Q. Is this the North American research and development center for La-Z-Boy?
A. Yes, it's R and D and innovation. All new products that we come out with twice a year at the furniture markets, and all the continuous improvements on how we can improve the quality and have less failures, all the new things we're working on for the future, all the testing, it's all here.
The reason it's here is we believe your innovation center needs to be by your manufacturing, because if they design something really cool and you can't manufacture it, or you can't manufacture it for a price that's commercially acceptable, then as cool as the design is, it won't fly.
Q. You have said that a couple of decades ago, the company wasn't having a great period. Now you are and you're interested in design, innovation and those things?
A. It was an evolution. We got heavily involved in the retail business, too. Today we have 360 stores, and to have a meaningful shopping experience, it's kind of hard to do that if all you have is recliners.
Our vision was to go from selling single items to doing the whole room. That would be more business for us. But the biggest takeaway is that the customers are satisfied. Very few women want to buy a sofa. They want a beautifully decorated room with lamps and tables and rugs, and we provide that today. That was the kind of a vision we had. To do that we had to think outside the box and do different things.

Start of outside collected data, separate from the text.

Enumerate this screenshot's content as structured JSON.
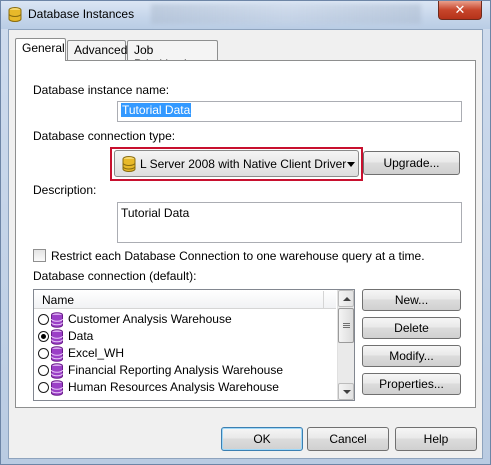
{
  "window": {
    "title": "Database Instances",
    "close_label": "✕"
  },
  "tabs": [
    {
      "label": "General",
      "active": true
    },
    {
      "label": "Advanced",
      "active": false
    },
    {
      "label": "Job Prioritization",
      "active": false
    }
  ],
  "general": {
    "instance_name_label": "Database instance name:",
    "instance_name_value": "Tutorial Data",
    "connection_type_label": "Database connection type:",
    "connection_type_value": "L Server 2008 with Native Client Driver",
    "upgrade_label": "Upgrade...",
    "description_label": "Description:",
    "description_value": "Tutorial Data",
    "restrict_label": "Restrict each Database Connection to one warehouse query at a time.",
    "restrict_checked": false,
    "connection_default_label": "Database connection (default):",
    "list_header": "Name",
    "connections": [
      {
        "name": "Customer Analysis Warehouse",
        "selected": false
      },
      {
        "name": "Data",
        "selected": true
      },
      {
        "name": "Excel_WH",
        "selected": false
      },
      {
        "name": "Financial Reporting Analysis Warehouse",
        "selected": false
      },
      {
        "name": "Human Resources Analysis Warehouse",
        "selected": false
      }
    ],
    "new_label": "New...",
    "delete_label": "Delete",
    "modify_label": "Modify...",
    "properties_label": "Properties..."
  },
  "footer": {
    "ok_label": "OK",
    "cancel_label": "Cancel",
    "help_label": "Help"
  },
  "colors": {
    "highlight_border": "#c8102e",
    "selection": "#3399ff"
  }
}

Today, we sell a third of our business in a program we call in-home design. We will go to a customer's home for free, help them think about their space and give them ideas on maybe they should change the colors and carpets, and here's want we can do with all the future layouts. And we're using more technology of room planners and things like that. It's been a big change. Even though we're still the largest manufacturer of recliners in the world, we sell more of all the other furniture today, without giving up our leadership position in recliners. That was something we were conscious about.
Q. You have 12 independent dealers who own stores?

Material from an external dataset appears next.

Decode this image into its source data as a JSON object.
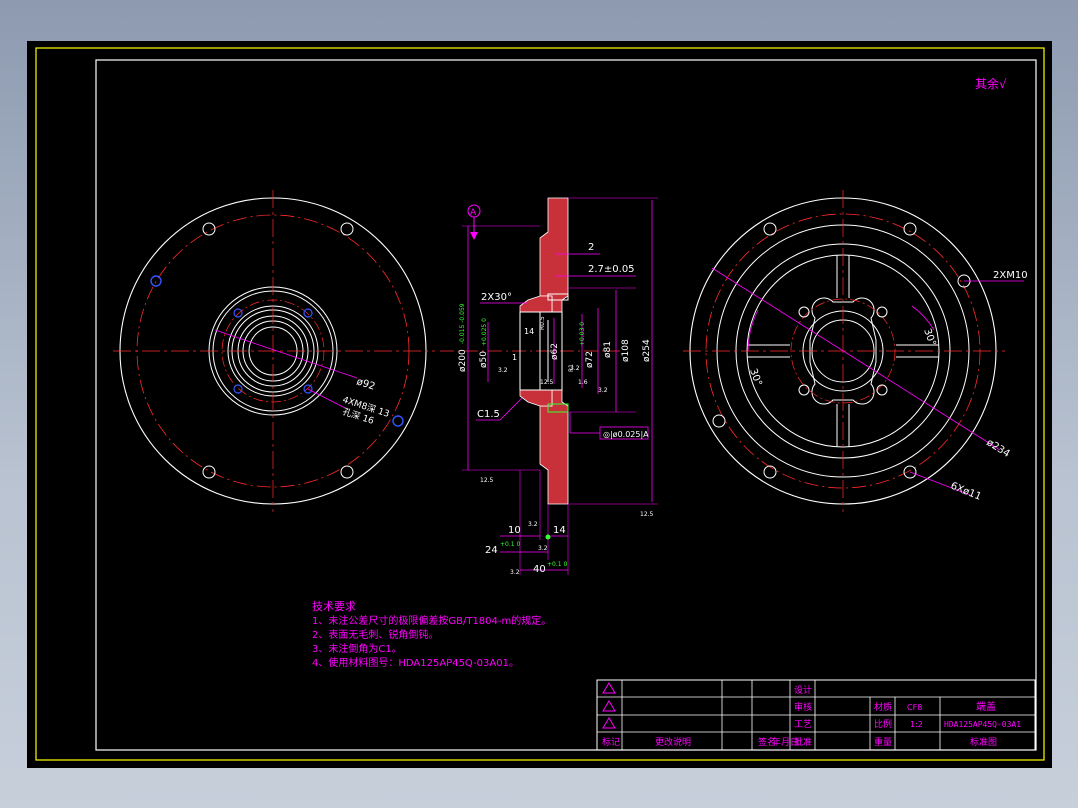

A. We own 160 of them. Dealers own 190. We got in the business because we had dealers initially not doing a good job or wanted to retire. If you have a family business and no family coming up in the business, you don't have the same attachment. We've become the buyer of choice.
Q. You invited independent dealers to Dayton to show them what you're doing?
A. They're our dealer advisory committee. We meet with them once a year, listen to what their thinking, what the challenges and opportunities are. We tell them what we're going to be doing the next year. It really solidified our partnership with our customers.
Q. How is business generally speaking?
A. In general, for La-Z-Boy, it's been pretty good. We seem to be doing a little better than the norm in the business. The furniture business generally was hit pretty hard by tariffs, particularly if you were China-centric. But we're not. We're America-centric. We make all the upholstered furniture in the states. We do have to buy raw materials worldwide. It's a global economy. But because of the way globally the supply chain has set up, the tariffs haven't hurt us as other manufacturers, which has given us a little bit of an edge.
Q. Would you like to see the tariff war go away?
A. I'm not a big believer in the tariffs. But I also think China should play by the same rules as the rest of the world. How do you get their attention or how do you get to a middle ground without having to say let's work this out? I'm optimistic something is going to give on this in the next year. Neither country is winning. It's affecting a lot of industries like farmers and they don't need to be caught in the middle of this.